Pequenos delírios ou como de um blog se pode fazer palimpsesto (ou no que dá reler Gogol)
Às vezes olhamos para o papel e vemos emergir palavras que nele foram escritas por outros dedos, por outras mãos, com outra tinta. O sangue de dragão volta a tingir de vermelho a alvura do que se nos depara pela frente.
Uma espécie de estenografia deixada por almas mortas (teria razão, Gogol? Podem as almas morrer?). Um texto ditado (ou deitado?) em línguas que desconhecemos.

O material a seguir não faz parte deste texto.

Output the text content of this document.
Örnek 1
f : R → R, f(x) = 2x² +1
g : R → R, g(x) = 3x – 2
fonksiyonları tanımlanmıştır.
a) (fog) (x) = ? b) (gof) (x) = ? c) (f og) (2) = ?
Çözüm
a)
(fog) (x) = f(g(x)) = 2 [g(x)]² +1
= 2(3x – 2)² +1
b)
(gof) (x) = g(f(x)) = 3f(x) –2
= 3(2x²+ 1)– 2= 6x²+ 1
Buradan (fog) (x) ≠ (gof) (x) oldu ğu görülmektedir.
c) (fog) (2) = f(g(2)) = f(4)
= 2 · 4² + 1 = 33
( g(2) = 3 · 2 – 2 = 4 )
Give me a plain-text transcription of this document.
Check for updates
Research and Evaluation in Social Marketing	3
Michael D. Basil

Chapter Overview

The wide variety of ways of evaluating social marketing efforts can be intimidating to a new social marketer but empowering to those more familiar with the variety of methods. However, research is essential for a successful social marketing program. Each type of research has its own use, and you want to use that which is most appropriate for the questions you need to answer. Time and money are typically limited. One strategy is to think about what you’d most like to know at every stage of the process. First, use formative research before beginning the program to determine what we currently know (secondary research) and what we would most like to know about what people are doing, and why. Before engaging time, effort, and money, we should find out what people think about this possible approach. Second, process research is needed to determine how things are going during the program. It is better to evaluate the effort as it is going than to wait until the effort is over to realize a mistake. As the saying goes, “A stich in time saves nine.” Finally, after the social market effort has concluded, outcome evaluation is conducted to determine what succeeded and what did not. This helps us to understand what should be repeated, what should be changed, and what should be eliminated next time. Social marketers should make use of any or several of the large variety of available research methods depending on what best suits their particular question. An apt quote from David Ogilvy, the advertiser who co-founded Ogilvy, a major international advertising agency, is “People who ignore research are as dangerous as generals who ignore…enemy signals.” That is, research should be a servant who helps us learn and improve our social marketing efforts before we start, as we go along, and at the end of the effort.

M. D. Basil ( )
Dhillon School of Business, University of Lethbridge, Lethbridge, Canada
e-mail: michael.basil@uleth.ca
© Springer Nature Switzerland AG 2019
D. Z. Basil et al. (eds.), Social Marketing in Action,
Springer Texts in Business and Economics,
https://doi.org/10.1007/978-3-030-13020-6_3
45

Vão-se formando as palavras, uma a uma, pausadamente. Inicialmente, sem ordem aparente, nem grande nexo. Mas, à medida que se vão constituindo grupos, uma lógica misteriosa começa a ganhar forma. Percebemos a mensagem que nos foi deixada por esses fantasmas passados e eternizada com tintas invisíveis. Espectro espalhado, derramado, para ser descoberto por quem está disponível para emprestar o seu sangue; que dê vida aos dedos descarnados.

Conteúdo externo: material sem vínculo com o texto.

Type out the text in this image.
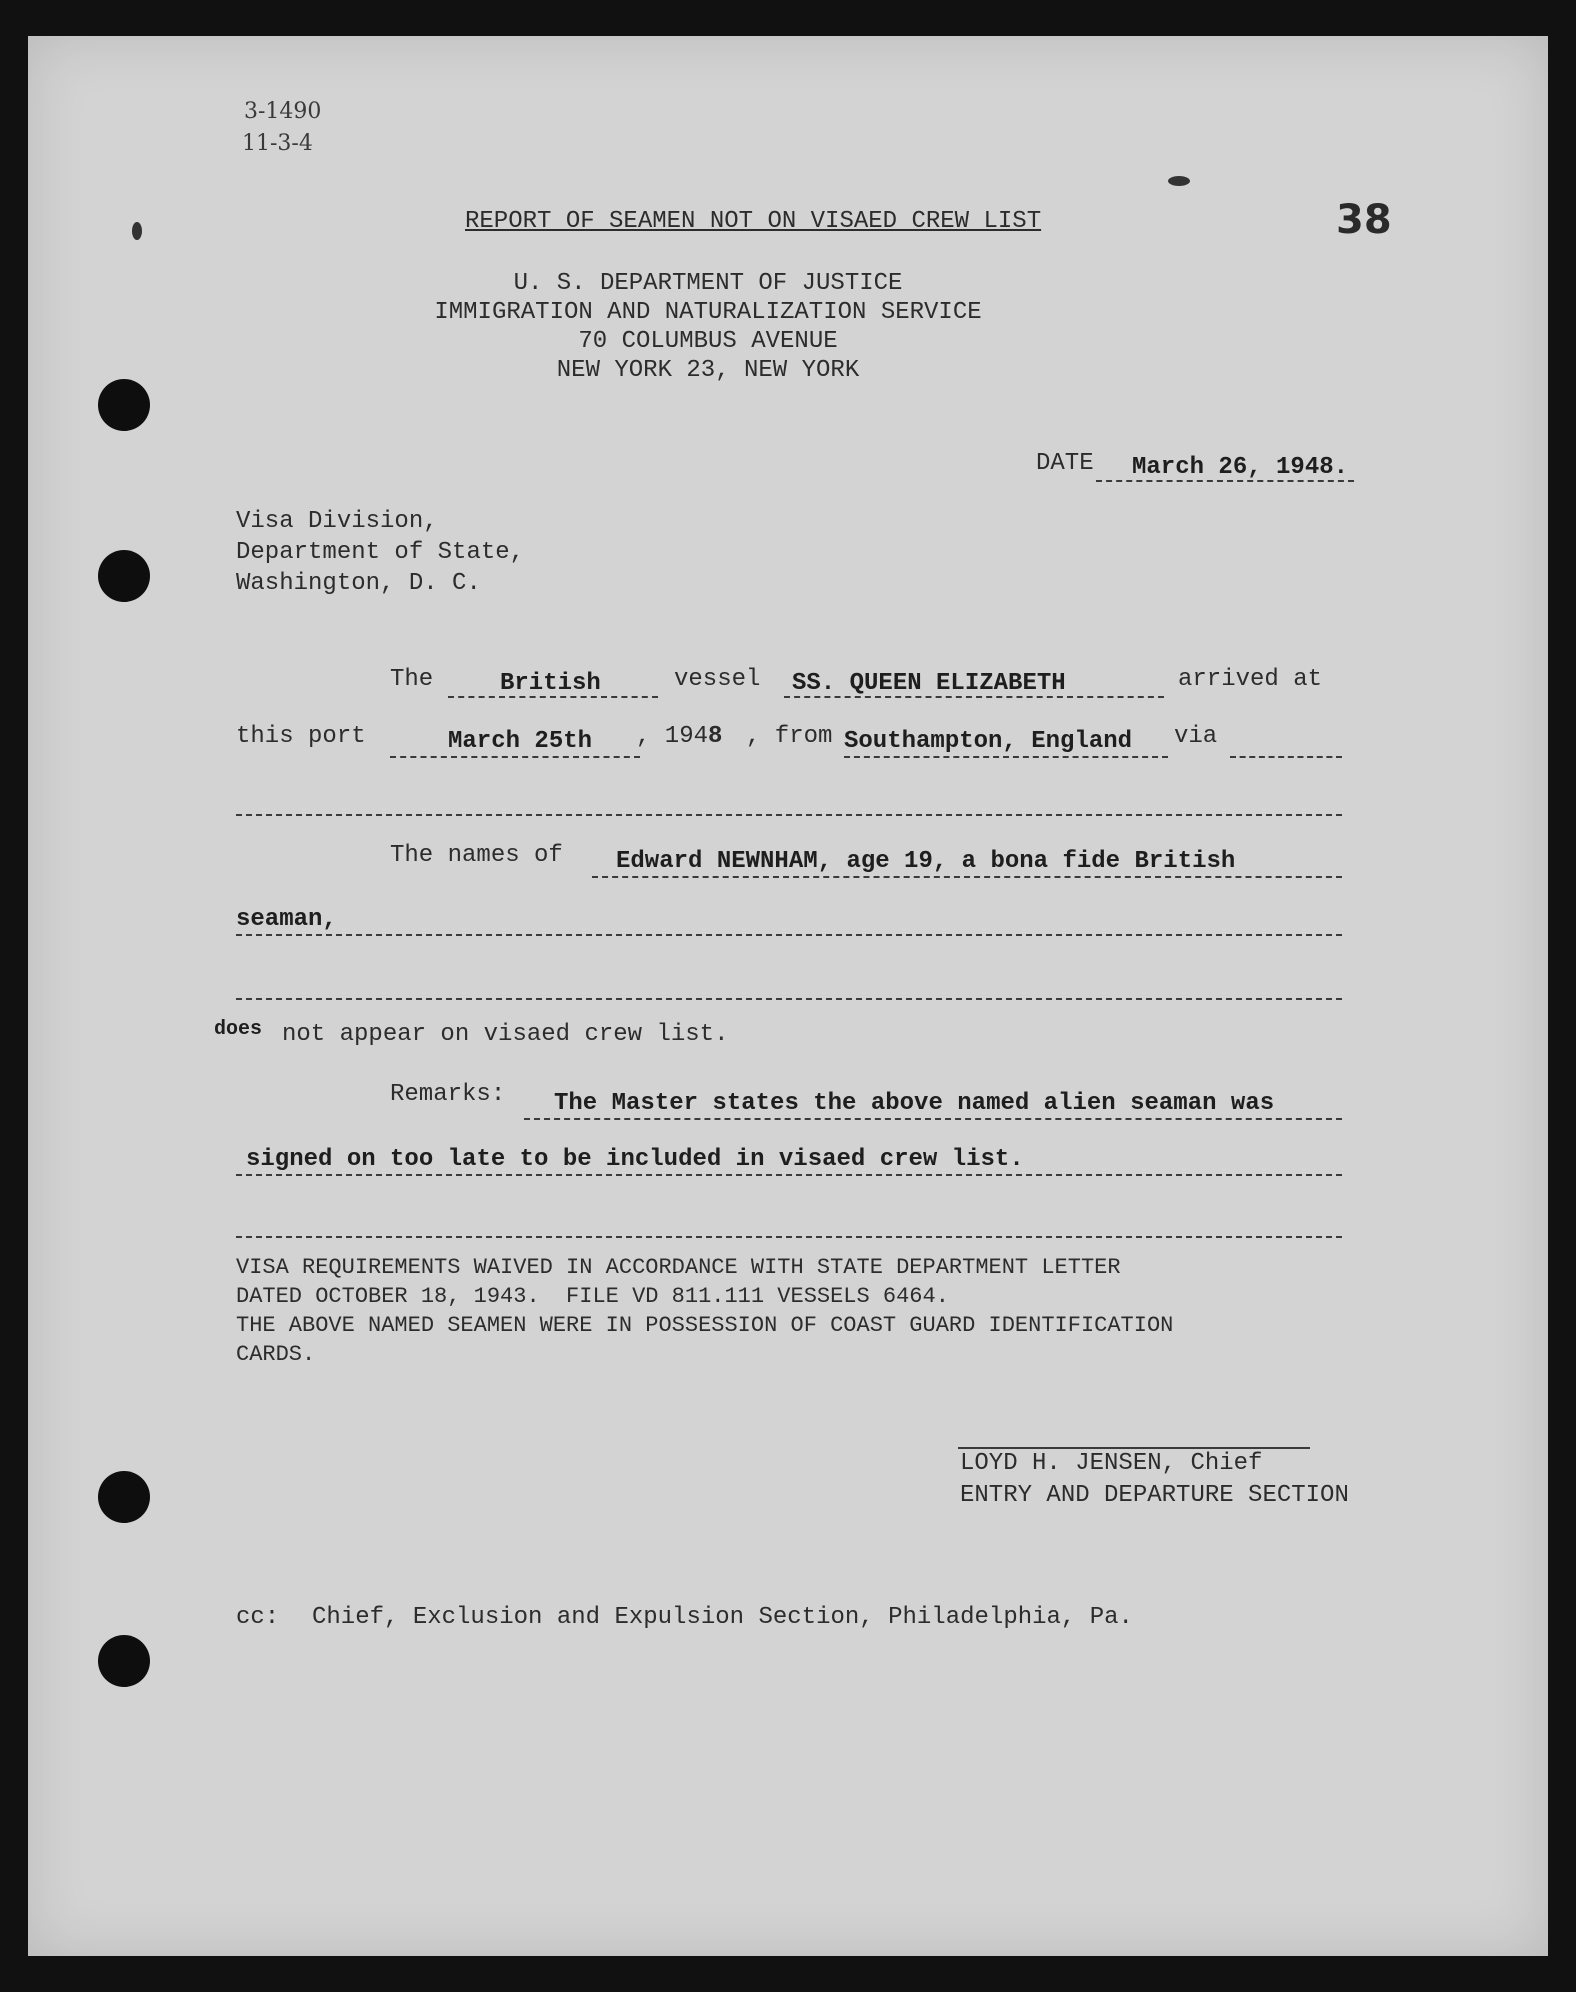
3-1490
11-3-4
38
REPORT OF SEAMEN NOT ON VISAED CREW LIST
U. S. DEPARTMENT OF JUSTICE
IMMIGRATION AND NATURALIZATION SERVICE
70 COLUMBUS AVENUE
NEW YORK 23, NEW YORK
DATE March 26, 1948.
Visa Division,
Department of State,
Washington, D. C.
The	British	vessel SS. QUEEN ELIZABETH	arrived at
this port	March 25th , 1948 , from Southampton, England via
The names of Edward NEWNHAM, age 19, a bona fide British
seaman,
does not appear on visaed crew list.
Remarks: The Master states the above named alien seaman was
signed on too late to be included in visaed crew list.
VISA REQUIREMENTS WAIVED IN ACCORDANCE WITH STATE DEPARTMENT LETTER
DATED OCTOBER 18, 1943.  FILE VD 811.111 VESSELS 6464.
THE ABOVE NAMED SEAMEN WERE IN POSSESSION OF COAST GUARD IDENTIFICATION
CARDS.
LOYD H. JENSEN, Chief
ENTRY AND DEPARTURE SECTION
cc: Chief, Exclusion and Expulsion Section, Philadelphia, Pa.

À nossa frente, como se iluminados pela luz trémula de uma lamparina, emergem as perguntas:
- És o meu maior caso perdido? Ou a noiva antiga é apenas memória do dia que nasceu?
E perante as questões, apercebemo-nos que o que julgávamos palimpsesto é na, realidade, campo fértil para a emergência de sinais, que não são novos, como desejávamos.

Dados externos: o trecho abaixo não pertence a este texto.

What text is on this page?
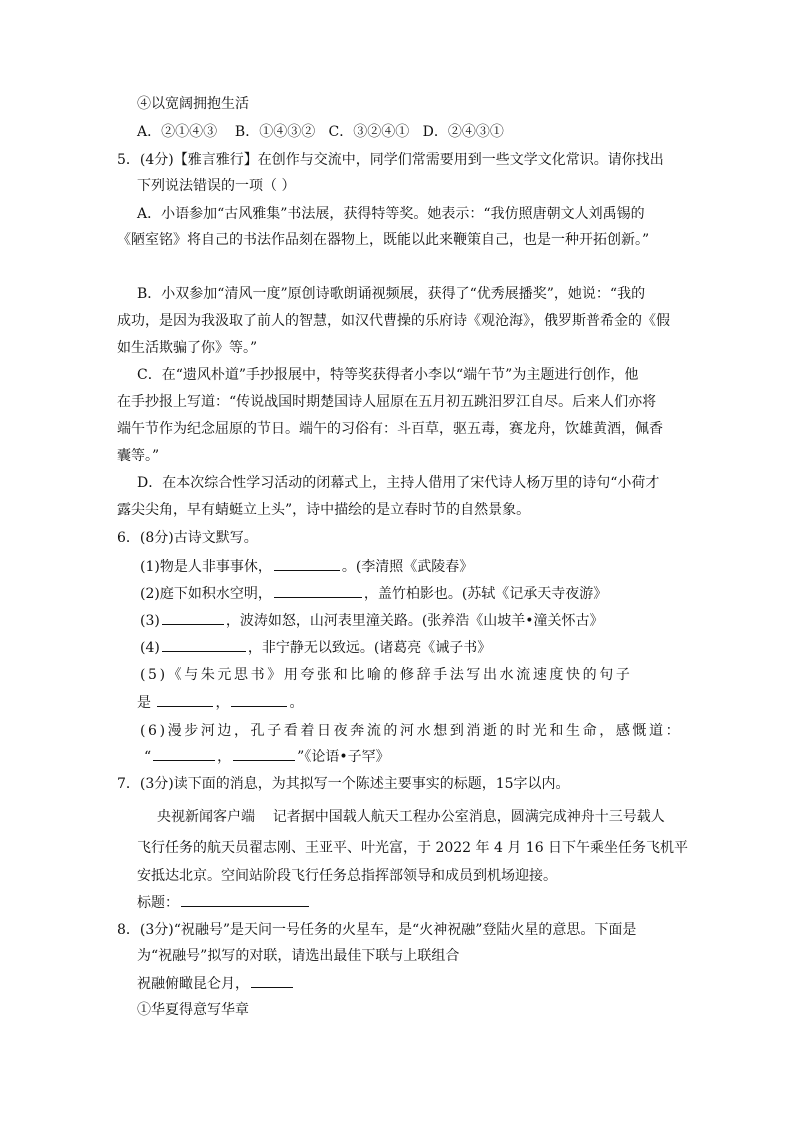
④以宽阔拥抱生活

A．②①④③    B．①④③②   C．③②④①   D．②④③①

5．(4分)【雅言雅行】在创作与交流中，同学们常需要用到一些文学文化常识。请你找出

下列说法错误的一项（ ）

A．小语参加“古风雅集”书法展，获得特等奖。她表示：“我仿照唐朝文人刘禹锡的

《陋室铭》将自己的书法作品刻在器物上，既能以此来鞭策自己，也是一种开拓创新。”

B．小双参加“清风一度”原创诗歌朗诵视频展，获得了“优秀展播奖”，她说：“我的

成功，是因为我汲取了前人的智慧，如汉代曹操的乐府诗《观沧海》，俄罗斯普希金的《假

如生活欺骗了你》等。”

C．在“遗风朴道”手抄报展中，特等奖获得者小李以“端午节”为主题进行创作，他

在手抄报上写道：“传说战国时期楚国诗人屈原在五月初五跳汨罗江自尽。后来人们亦将

端午节作为纪念屈原的节日。端午的习俗有：斗百草，驱五毒，赛龙舟，饮雄黄酒，佩香

囊等。”

D．在本次综合性学习活动的闭幕式上，主持人借用了宋代诗人杨万里的诗句“小荷才

露尖尖角，早有蜻蜓立上头”，诗中描绘的是立春时节的自然景象。

6．(8分)古诗文默写。

(1)物是人非事事休，	。(李清照《武陵春》

(2)庭下如积水空明，	，盖竹柏影也。(苏轼《记承天寺夜游》

(3)	，波涛如怒，山河表里潼关路。(张养浩《山坡羊•潼关怀古》

(4)	，非宁静无以致远。(诸葛亮《诫子书》

(5)《与朱元思书》用夸张和比喻的修辞手法写出水流速度快的句子

是	，	。

(6)漫步河边，孔子看着日夜奔流的河水想到消逝的时光和生命，感慨道：

“	，	”《论语•子罕》

7．(3分)读下面的消息，为其拟写一个陈述主要事实的标题，15字以内。

央视新闻客户端    记者据中国载人航天工程办公室消息，圆满完成神舟十三号载人

飞行任务的航天员翟志刚、王亚平、叶光富，于 2022 年 4 月 16 日下午乘坐任务飞机平

安抵达北京。空间站阶段飞行任务总指挥部领导和成员到机场迎接。

标题：

8．(3分)“祝融号”是天问一号任务的火星车，是“火神祝融”登陆火星的意思。下面是

为“祝融号”拟写的对联，请选出最佳下联与上联组合

祝融俯瞰昆仑月，

①华夏得意写华章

Julgávamos ter escapado, tanto tempo depois. Mas não nos conseguimos esconder de espíritos vagabundos. Não para sempre.
E as palavras antigas que repetem-nos, uma vez mais, a verdade da sua contemporaneidade: as maiores paixões, aquelas que nos seduzem, não são as mais nobres. Porque um livro é um livro e uma borboleta é uma borboleta!
PS - E digo borboleta, para não chamar traça!